Once we regained some energy, we continued onward through the gorge. I would highly recommend following this method. That is, climbing over the top first, and returning through the canyon. The climb isn’t too strenuous early in the day, but I imagine it gets far more difficult in the afternoon heat. Relaxing in the cool shade of the gorge is a perfect way to end the hike.
Other Activities at Turda Gorge
For those seeking a little more excitement, Turda Gorge is a great place for many activities. When we were taking in the spectacular views from the top, we saw several people paragliding high above the canyon. As well, the east side of the gorge is one of the top rock climbing spots in Romania. We watched for quite some time as one individual made their way up the dizzying rock face.
When we arrived back at the main parking lot, several mountain bikers were gearing up as well. And finally, the frequent scream of those flying down the massive zip-line could be heard overhead.
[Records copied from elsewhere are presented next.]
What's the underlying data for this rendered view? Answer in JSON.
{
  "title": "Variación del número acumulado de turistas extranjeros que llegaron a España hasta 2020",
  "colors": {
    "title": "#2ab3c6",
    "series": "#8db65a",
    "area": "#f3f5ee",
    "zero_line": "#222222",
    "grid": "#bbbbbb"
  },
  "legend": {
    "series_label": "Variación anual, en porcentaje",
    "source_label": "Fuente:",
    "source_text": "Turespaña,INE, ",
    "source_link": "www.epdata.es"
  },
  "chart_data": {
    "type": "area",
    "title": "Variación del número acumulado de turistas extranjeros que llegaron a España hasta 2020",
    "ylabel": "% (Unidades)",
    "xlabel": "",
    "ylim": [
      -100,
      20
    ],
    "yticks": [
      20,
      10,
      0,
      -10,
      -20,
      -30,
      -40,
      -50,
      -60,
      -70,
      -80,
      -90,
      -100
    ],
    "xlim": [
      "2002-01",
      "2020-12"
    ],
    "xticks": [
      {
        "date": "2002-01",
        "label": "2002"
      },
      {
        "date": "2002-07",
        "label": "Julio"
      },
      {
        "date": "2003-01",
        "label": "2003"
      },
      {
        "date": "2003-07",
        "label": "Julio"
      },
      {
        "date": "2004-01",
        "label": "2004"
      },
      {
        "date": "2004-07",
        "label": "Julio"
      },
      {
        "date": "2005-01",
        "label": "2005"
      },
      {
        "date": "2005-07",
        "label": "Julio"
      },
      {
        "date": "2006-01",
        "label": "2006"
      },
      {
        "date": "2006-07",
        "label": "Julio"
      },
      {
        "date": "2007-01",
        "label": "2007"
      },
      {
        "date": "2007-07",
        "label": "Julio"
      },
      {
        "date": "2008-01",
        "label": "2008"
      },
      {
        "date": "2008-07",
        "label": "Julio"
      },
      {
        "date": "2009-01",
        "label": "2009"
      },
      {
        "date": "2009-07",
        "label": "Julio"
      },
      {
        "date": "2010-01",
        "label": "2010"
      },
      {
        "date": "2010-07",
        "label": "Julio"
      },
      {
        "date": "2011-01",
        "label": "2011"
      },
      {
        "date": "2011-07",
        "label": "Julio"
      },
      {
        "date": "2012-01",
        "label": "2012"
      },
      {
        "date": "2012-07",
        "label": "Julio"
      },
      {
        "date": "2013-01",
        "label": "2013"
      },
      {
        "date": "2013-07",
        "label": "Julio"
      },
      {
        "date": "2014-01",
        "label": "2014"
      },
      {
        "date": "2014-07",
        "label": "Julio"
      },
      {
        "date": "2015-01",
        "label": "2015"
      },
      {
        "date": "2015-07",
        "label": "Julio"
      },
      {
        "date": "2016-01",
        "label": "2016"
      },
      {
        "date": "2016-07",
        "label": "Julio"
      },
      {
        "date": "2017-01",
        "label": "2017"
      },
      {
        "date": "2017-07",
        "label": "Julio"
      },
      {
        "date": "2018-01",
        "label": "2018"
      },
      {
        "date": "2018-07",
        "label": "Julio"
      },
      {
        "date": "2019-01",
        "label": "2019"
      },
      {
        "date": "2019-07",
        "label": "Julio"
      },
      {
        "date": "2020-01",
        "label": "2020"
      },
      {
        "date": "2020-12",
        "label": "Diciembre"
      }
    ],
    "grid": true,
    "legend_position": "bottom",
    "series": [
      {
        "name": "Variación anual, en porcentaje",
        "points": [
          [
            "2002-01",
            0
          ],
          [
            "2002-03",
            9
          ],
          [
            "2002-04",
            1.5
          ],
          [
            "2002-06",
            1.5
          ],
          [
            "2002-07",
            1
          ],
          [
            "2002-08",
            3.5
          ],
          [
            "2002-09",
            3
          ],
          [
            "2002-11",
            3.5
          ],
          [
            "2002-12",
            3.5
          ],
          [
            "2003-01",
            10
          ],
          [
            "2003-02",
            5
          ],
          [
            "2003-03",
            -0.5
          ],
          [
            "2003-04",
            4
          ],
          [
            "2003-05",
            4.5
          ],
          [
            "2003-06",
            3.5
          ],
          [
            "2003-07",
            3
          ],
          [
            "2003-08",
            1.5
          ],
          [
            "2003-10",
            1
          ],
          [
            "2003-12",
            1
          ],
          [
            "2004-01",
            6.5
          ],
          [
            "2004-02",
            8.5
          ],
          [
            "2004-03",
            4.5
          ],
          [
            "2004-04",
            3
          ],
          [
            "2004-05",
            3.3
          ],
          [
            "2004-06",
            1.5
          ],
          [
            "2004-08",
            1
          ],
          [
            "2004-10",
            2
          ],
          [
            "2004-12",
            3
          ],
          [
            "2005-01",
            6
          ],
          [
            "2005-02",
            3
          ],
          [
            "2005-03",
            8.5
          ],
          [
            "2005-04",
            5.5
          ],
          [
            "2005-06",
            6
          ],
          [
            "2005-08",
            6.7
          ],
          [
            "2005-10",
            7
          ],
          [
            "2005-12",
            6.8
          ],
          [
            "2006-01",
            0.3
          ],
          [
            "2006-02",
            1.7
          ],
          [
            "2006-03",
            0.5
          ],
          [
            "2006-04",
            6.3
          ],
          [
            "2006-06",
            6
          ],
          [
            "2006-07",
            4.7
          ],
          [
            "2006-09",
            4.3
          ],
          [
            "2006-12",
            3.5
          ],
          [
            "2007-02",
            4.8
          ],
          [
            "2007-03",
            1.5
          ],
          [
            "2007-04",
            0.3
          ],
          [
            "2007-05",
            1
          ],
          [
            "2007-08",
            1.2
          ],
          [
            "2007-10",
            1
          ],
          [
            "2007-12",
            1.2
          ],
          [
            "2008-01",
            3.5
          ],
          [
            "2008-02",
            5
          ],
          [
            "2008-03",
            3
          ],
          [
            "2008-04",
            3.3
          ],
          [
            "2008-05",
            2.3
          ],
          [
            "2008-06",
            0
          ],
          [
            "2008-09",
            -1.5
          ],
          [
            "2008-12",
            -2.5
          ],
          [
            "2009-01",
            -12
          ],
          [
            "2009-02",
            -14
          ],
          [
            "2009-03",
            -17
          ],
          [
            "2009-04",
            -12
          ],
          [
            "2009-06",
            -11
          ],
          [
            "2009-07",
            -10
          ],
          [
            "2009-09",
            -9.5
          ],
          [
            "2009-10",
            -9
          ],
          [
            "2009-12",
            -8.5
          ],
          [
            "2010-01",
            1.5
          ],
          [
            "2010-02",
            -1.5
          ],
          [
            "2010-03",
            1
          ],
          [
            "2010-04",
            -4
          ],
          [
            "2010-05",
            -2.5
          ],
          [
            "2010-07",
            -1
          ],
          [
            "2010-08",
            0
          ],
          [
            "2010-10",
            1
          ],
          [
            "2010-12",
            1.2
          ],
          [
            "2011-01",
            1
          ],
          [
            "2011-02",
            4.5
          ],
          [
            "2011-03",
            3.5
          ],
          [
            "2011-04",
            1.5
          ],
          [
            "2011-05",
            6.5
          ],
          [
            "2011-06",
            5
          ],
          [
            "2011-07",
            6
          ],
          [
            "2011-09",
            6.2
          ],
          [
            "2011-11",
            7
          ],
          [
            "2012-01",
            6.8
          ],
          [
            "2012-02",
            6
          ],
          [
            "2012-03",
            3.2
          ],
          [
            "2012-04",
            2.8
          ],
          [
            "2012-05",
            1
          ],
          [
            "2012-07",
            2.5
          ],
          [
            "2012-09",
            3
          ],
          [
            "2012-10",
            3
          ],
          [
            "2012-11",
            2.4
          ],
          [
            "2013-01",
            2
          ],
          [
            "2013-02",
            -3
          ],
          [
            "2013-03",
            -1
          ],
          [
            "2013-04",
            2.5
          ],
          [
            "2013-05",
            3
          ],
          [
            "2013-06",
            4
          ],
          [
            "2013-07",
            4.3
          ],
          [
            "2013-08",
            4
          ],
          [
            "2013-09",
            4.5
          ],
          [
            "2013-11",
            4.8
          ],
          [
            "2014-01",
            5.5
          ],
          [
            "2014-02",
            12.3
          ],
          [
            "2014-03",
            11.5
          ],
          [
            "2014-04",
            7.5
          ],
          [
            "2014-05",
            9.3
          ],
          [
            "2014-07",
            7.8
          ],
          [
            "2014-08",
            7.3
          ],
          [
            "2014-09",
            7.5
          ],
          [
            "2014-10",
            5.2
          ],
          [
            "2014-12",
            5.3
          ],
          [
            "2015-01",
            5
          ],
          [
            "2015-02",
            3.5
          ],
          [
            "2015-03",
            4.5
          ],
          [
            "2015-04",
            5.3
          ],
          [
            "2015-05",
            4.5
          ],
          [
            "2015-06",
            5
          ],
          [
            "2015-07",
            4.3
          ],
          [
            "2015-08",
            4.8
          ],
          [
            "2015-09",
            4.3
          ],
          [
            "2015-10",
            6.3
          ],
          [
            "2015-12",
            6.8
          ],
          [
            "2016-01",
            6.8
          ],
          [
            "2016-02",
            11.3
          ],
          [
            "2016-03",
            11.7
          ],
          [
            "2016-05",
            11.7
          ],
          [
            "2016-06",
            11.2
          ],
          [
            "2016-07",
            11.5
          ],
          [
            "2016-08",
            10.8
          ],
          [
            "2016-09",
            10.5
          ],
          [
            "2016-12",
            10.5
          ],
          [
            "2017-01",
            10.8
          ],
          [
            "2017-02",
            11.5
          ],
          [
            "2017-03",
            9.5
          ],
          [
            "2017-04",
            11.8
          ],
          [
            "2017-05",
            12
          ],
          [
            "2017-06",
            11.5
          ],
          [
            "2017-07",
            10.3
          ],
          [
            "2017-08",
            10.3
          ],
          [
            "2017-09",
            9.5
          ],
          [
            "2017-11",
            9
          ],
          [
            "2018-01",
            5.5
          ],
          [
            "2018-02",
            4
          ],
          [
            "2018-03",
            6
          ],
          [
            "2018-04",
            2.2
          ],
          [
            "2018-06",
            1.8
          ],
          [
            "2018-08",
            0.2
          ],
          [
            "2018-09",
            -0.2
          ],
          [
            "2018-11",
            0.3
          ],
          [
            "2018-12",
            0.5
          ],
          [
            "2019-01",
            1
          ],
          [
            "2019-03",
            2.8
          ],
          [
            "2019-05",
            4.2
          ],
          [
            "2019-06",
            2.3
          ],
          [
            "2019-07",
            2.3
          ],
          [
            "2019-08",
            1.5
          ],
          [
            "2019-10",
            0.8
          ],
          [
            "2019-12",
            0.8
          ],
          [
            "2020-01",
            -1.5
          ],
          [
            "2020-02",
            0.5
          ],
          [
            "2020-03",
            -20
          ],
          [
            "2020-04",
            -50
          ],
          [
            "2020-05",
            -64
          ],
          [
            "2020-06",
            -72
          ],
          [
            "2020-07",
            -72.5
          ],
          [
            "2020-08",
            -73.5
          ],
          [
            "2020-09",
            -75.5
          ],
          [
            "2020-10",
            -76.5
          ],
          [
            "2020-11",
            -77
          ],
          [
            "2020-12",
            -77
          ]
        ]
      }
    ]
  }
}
Otherwise, for those who just want to relax in a beautiful setting, there is tons of room to lay in the grass and enjoy a picnic. And if you forgot the basket, no worries; there are food carts selling delicious Romanian snacks!
How to Get to Turda Gorge from Cluj
As we quite often mention, our favourite way to get around Romania is by renting a car and having the freedom to explore at your leisure. Turda Gorge would make a great addition to our Romanian road trip itinerary!
Otherwise, to get to Turda Gorge from Cluj, simply take one of the regular buses from Cluj to the town of Turda. From here, take another bus to the town of Cheia, and walk or hitchhike the remaining few kilometres to the gorge. Alternatively, you can hire a taxi to take you the full journey from Turda to the gorge.
As well, several tour operators based in Cluj offer day trips that include a visit to Turda Gorge and Salina Turda — the fascinating salt mine-turned amusement park!